Alright. But there is also churn. In order to keep things simple, churn is signified by mean tenure of a user, is represented in days and is 1095 days or three years in our case.

Finally, there is the issue of time. In our simulation, day 0 is the day of Facebook launch and all models start from when there is the first available user count: FB had 100 000 000 users as of 4th of February 2004. This means that today is the day #2949 of Facebook Reckoning.

And that’s our model. Of course its a very simple one and does not accurately depict a large number of factors impacting the growth of a social network and it makes a large number of assumptions (that churned users never return, for example). It does however match FB growth numbers pretty accurately and it is hard to see fundamental fault in the logic presented above. If you can spot one – do let me know. That’s the beauty of SD analysis: you don’t have to be right on money with your numbers, you want to have the relationships roughly accurate instead. You’ll be after general behavior rather than an exact user count at a given time.

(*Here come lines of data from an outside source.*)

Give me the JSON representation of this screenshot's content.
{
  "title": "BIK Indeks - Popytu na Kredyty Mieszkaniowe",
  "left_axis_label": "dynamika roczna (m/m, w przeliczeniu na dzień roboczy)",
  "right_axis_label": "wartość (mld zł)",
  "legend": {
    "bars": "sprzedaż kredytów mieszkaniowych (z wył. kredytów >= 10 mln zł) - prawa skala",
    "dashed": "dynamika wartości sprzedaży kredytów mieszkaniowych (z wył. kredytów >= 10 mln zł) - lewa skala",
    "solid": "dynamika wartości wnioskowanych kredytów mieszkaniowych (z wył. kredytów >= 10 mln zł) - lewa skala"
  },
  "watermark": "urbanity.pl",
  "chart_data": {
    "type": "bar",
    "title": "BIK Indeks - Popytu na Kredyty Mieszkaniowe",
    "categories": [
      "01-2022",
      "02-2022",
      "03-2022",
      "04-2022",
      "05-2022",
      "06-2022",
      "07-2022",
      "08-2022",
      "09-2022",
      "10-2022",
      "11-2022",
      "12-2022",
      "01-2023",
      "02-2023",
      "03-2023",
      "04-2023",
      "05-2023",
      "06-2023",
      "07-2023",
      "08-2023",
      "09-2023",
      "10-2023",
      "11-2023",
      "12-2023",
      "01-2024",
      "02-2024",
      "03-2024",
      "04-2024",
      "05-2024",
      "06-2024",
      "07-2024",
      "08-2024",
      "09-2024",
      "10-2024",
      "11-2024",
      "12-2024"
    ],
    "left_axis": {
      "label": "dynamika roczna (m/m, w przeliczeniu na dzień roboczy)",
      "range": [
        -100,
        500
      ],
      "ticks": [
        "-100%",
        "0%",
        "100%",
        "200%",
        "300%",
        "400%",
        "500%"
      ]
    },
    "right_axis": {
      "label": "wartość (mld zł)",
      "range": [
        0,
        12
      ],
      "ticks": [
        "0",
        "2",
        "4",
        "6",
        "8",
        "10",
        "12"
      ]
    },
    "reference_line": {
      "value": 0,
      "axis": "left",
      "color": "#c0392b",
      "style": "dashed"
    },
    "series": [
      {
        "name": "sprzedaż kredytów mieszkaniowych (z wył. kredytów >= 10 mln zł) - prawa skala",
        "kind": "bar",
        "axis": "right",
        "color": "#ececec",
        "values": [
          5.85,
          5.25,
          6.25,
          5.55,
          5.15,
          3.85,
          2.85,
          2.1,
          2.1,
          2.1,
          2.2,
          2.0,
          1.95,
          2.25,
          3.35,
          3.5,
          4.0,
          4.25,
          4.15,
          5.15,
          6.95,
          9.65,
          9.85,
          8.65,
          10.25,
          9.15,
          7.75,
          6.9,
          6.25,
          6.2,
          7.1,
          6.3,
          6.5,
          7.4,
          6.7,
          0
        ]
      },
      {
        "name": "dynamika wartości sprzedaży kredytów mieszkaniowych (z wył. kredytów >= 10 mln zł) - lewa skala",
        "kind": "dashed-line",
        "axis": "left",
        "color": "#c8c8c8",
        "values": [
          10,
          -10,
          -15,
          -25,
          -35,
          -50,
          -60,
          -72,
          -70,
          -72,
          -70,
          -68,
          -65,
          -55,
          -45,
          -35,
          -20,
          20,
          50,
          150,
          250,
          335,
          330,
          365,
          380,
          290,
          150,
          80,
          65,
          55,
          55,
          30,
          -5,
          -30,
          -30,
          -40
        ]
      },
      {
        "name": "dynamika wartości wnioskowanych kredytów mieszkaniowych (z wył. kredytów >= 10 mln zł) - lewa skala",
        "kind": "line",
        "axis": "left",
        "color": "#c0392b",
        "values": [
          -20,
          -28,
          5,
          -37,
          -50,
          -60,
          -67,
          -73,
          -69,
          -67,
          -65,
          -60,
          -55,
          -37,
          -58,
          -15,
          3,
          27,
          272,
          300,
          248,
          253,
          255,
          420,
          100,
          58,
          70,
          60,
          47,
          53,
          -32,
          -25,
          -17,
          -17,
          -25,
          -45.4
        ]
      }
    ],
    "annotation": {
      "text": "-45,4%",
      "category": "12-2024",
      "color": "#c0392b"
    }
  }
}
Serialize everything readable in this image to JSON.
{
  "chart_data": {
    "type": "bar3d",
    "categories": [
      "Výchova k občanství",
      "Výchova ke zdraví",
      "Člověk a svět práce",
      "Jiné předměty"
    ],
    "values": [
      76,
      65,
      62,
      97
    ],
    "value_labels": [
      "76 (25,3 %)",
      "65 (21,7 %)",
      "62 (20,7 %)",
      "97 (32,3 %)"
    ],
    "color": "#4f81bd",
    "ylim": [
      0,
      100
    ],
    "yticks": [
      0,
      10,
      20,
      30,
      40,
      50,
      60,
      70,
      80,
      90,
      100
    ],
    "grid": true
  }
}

So I ran the model. The result? Here:

The line to watch is the blue one. It is obvious that it does not peak. In fact, it flattens out right about now (how about that?) and stays flat for about two years before climbing again. The reason for this is not so obvious. If you look at the blue and grey lines (FB users and global internet users respectively) you can see that they move about parallel for a while. The red line (potential customers) of course goes down as more and more people join FB and not enough people join the Internet community. At about day 2635, FB join rate peaks before starting to fall as there are simply not enough people who use internet but have not used Facebook. And so there is a decline in growth rates up to about day 3300 where the black and green lines cross. What does this means? Simply that at that point the Internet grows faster than Facebook. Hence, the potential user base starts increasing again and Facebook adoption starts slowly climbing up.

Pretty neat, huh? Besides being exceedingly cool in my geeky mind, all this has following very real business consequences.

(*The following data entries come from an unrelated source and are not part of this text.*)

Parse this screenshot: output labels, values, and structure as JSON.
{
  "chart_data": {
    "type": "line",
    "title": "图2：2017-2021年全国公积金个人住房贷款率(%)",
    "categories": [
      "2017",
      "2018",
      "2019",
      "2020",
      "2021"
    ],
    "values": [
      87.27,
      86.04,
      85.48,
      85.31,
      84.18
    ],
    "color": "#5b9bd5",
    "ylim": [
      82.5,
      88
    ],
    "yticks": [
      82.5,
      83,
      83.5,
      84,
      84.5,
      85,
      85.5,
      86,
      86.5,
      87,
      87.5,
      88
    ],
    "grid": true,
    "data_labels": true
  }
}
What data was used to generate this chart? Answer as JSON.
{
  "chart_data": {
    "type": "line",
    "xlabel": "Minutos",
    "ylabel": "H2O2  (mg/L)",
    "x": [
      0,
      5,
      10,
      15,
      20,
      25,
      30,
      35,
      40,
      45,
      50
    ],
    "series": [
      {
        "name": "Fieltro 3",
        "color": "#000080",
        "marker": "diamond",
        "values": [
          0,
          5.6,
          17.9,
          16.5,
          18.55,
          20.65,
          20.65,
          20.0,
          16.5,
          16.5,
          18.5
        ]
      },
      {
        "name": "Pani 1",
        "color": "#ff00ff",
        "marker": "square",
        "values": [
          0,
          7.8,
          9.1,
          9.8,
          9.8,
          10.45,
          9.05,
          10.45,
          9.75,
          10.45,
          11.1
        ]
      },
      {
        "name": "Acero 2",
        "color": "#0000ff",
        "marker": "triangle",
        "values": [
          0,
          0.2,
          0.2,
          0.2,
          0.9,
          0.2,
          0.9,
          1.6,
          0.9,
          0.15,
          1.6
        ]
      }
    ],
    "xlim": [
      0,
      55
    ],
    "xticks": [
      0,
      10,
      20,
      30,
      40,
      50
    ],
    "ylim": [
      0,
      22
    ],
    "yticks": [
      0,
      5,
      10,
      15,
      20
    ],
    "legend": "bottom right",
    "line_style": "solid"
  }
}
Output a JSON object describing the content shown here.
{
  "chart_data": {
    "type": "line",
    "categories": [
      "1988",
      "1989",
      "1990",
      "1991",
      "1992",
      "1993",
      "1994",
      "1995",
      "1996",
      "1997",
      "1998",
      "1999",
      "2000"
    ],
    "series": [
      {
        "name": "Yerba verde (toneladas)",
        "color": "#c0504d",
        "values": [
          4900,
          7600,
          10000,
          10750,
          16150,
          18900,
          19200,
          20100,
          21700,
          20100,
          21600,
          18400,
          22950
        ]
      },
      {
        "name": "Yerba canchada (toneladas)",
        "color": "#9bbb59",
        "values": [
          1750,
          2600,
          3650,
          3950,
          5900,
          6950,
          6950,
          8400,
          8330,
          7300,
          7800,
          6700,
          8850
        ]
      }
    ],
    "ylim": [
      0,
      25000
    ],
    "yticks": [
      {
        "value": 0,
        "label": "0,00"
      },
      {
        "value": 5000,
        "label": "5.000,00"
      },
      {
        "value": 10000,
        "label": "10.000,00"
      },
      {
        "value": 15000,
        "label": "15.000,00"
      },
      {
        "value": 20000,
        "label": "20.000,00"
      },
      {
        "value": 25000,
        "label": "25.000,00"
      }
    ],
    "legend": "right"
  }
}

  • Don’t panic! Yes, your growth will be flat for a while but this is not because you are doing something wrong, it is because you have outgrown the Internet. Keep cool, calm down and it will be allright. The biggest danger here is that flatlining AU numbers mean flatlining revenue numbers and that spells trouble. A temptation is created to drive up ARPU which results in stronger advertising pressure which is likely to drive away users, slow growth even further (remember the friend-of-friend concept of growth) and ultimately start a death spiral (the less users the less reason for others to be there)
  • Recruiting new users is actually dangerous, you are better off making sure they don’t churn. The following chart tells the story. The green line is the user count for our base case, red line shows the case with mean user lifetime increased by 30% and the blue one the case where adoption rate was similarly increased. The trouble with increasing adoption is that it just makes you spend you user base faster and increase the time it takes for the Internet to catch up with you. Focus on keeping your existing customers instead and the increase can be substantial

Of course a disclaimer goes with all this. All models are wrong but some models are useful. Into which bucket this particular model falls is up to you, my dear reader but this is simply a couple of lines and boxes on a computer screen and not the huge business Facebook has become. So no fingerpointing should I turn out to be wrong, OK?

Finally, I’d like to say that there is a ton of interesting things these sorts of models can explain. For example, I’m pretty sure G+ being a slosh has a simple reason related to SD, it would be cool to simulate increase in advertising pressure and so on and so forth but let’s leave it all for some other time, shall we?